Concernant le cas de l’Ecstasy, on trouve généralement des comprimés contenant 50 à 150 mg de MDMA. Chez l’homme, le pic est atteint en 1 à 5 heures et les effets peuvent durer jusqu’à 48 heures. Des effets secondaires graves sont signalés : hyperthermie maligne avec rhabdomyolyse, CIVD et insuffisance rénale aiguë. On peut également être confronté à une hépatite toxique grave.
Traitement
Traitement éliminatoire :
  • vomitifs jusqu’à 4 heures après l’ingestion
  • charbon activé, à renouveler si l’animal a été exposé à une forme à libération prolongée
Traitement symptomatique :
  • calmer les convulsions avec du diazépam, du phénobarbital ou du pentobarbital si nécessaire
  • rétablir une température corporelle dans les valeurs usuelles (bains tièdes ou pains de glace ; éviter les AINS)

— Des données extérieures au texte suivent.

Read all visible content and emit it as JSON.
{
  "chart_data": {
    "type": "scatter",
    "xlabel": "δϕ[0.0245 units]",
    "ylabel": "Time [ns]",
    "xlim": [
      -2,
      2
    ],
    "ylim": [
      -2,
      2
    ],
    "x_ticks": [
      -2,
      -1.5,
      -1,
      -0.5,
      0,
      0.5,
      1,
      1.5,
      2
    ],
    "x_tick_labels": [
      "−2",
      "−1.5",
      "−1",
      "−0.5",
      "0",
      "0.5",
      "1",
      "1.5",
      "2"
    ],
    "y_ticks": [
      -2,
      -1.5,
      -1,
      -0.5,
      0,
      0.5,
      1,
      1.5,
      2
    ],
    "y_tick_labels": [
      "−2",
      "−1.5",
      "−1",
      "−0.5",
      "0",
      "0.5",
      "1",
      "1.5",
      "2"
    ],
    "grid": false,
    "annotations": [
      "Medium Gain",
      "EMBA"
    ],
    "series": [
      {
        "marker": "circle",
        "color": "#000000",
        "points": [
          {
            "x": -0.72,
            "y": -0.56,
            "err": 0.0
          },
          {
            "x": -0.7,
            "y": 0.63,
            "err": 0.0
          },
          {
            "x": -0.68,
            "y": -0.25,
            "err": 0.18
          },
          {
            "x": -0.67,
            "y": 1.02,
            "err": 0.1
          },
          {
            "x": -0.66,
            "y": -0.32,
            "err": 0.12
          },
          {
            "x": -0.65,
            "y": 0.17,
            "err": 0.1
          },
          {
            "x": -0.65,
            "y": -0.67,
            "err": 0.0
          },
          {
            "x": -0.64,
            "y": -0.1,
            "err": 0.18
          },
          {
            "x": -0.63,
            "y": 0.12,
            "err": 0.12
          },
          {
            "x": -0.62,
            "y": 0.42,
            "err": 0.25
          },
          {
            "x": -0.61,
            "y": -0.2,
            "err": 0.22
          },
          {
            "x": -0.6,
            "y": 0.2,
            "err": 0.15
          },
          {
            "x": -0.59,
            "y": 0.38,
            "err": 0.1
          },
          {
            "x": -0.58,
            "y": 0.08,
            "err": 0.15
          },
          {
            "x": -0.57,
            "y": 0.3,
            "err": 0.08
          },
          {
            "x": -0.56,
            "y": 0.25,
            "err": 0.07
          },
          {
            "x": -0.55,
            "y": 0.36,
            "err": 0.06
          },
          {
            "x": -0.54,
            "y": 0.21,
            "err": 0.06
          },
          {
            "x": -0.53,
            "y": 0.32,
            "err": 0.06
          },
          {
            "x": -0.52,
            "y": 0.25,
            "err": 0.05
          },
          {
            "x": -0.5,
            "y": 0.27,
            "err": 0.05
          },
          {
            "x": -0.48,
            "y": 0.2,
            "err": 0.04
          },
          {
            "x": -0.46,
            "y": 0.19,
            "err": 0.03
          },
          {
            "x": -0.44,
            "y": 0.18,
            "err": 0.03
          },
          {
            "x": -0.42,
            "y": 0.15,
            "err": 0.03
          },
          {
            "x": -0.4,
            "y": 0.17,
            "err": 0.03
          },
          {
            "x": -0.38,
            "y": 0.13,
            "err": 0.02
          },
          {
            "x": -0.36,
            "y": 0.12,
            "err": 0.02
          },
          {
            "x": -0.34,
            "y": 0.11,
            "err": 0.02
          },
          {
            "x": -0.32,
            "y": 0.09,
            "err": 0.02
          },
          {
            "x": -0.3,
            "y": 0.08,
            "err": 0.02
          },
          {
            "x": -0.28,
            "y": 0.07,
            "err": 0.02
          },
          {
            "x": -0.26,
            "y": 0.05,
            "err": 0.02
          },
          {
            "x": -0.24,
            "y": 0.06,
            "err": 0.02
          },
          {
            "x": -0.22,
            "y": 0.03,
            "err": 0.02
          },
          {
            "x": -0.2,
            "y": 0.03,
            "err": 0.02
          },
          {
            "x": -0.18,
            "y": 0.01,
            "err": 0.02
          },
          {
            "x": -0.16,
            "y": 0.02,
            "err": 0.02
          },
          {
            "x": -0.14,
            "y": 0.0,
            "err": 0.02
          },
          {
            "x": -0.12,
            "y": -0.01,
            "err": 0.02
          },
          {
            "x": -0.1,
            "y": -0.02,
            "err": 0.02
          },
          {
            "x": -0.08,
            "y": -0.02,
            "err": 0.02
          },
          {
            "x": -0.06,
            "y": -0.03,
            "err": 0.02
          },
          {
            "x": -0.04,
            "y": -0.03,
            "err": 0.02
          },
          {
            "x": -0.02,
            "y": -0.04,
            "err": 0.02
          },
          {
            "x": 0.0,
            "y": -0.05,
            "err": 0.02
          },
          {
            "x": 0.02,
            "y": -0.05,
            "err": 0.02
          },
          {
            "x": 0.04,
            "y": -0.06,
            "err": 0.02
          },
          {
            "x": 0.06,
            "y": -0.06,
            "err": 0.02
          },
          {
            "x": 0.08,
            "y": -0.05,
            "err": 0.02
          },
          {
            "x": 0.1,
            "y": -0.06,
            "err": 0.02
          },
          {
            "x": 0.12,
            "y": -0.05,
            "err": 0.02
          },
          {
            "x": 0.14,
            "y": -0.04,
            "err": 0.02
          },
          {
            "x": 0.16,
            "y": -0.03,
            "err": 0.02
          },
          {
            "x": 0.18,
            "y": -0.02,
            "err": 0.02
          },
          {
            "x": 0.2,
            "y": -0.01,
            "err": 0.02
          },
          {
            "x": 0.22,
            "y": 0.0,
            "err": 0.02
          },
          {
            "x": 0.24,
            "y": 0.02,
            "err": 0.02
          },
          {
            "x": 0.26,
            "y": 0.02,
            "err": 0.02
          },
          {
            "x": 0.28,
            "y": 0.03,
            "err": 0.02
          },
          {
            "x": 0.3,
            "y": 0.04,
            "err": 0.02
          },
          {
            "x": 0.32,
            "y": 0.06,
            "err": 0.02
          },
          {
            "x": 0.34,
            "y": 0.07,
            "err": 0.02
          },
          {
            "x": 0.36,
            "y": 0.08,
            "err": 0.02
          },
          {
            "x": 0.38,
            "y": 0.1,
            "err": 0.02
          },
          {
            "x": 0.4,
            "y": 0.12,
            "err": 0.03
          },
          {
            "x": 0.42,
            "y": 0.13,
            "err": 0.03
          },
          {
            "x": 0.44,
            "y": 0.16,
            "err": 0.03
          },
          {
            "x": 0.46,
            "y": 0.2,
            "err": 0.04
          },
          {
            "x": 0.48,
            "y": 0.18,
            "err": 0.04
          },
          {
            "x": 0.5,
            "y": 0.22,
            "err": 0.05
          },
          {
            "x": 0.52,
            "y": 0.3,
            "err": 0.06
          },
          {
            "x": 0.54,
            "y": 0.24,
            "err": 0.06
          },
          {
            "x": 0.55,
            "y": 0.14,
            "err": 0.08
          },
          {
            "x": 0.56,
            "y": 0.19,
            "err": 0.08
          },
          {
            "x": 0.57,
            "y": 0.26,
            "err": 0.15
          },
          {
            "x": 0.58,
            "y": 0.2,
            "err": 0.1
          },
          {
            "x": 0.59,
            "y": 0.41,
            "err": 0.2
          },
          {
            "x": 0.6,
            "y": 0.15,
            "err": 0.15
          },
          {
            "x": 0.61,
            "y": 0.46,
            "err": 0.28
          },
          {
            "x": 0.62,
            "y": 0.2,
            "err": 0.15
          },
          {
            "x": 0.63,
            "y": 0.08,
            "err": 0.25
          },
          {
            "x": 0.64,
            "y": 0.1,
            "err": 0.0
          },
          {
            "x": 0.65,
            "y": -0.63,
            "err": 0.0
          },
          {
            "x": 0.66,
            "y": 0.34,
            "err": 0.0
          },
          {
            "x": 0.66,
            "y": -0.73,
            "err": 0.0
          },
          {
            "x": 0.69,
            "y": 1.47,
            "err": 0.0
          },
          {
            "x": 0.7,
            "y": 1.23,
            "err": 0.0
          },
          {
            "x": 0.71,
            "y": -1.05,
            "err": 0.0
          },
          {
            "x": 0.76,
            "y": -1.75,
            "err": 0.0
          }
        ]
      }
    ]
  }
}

  • traitement des troubles cardiaques au besoin (propranolol, lidocaïne, …)
  • fluidothérapie pour maintenir la fonction rénale et favoriser l’élimination urinaire. Acidifier les urines avec de l’acide ascorbique ou du chlorure d’ammonium sauf face à une acidose métabolique ou une rhabdomyolyse.
  • chlorure d’ammonium :
    • 100-200 mg/kg/j PO toutes les 12 heures chez le chien
    • 20 mg/kg PO toutes les 12 heures chez le chat
Analyses
Le dosage des amphétamines peut se faire sur le sang, l’urine ou la salive par spectrophotométrie (spectre ultra-violet) ou par chromatographie en phase gazeuse et spectrophotométrie de masse. La métamphétamine est la molécule la plus toxique. On considère qu’une concentration plasmatique supérieure à 0,05 mg/L est létale.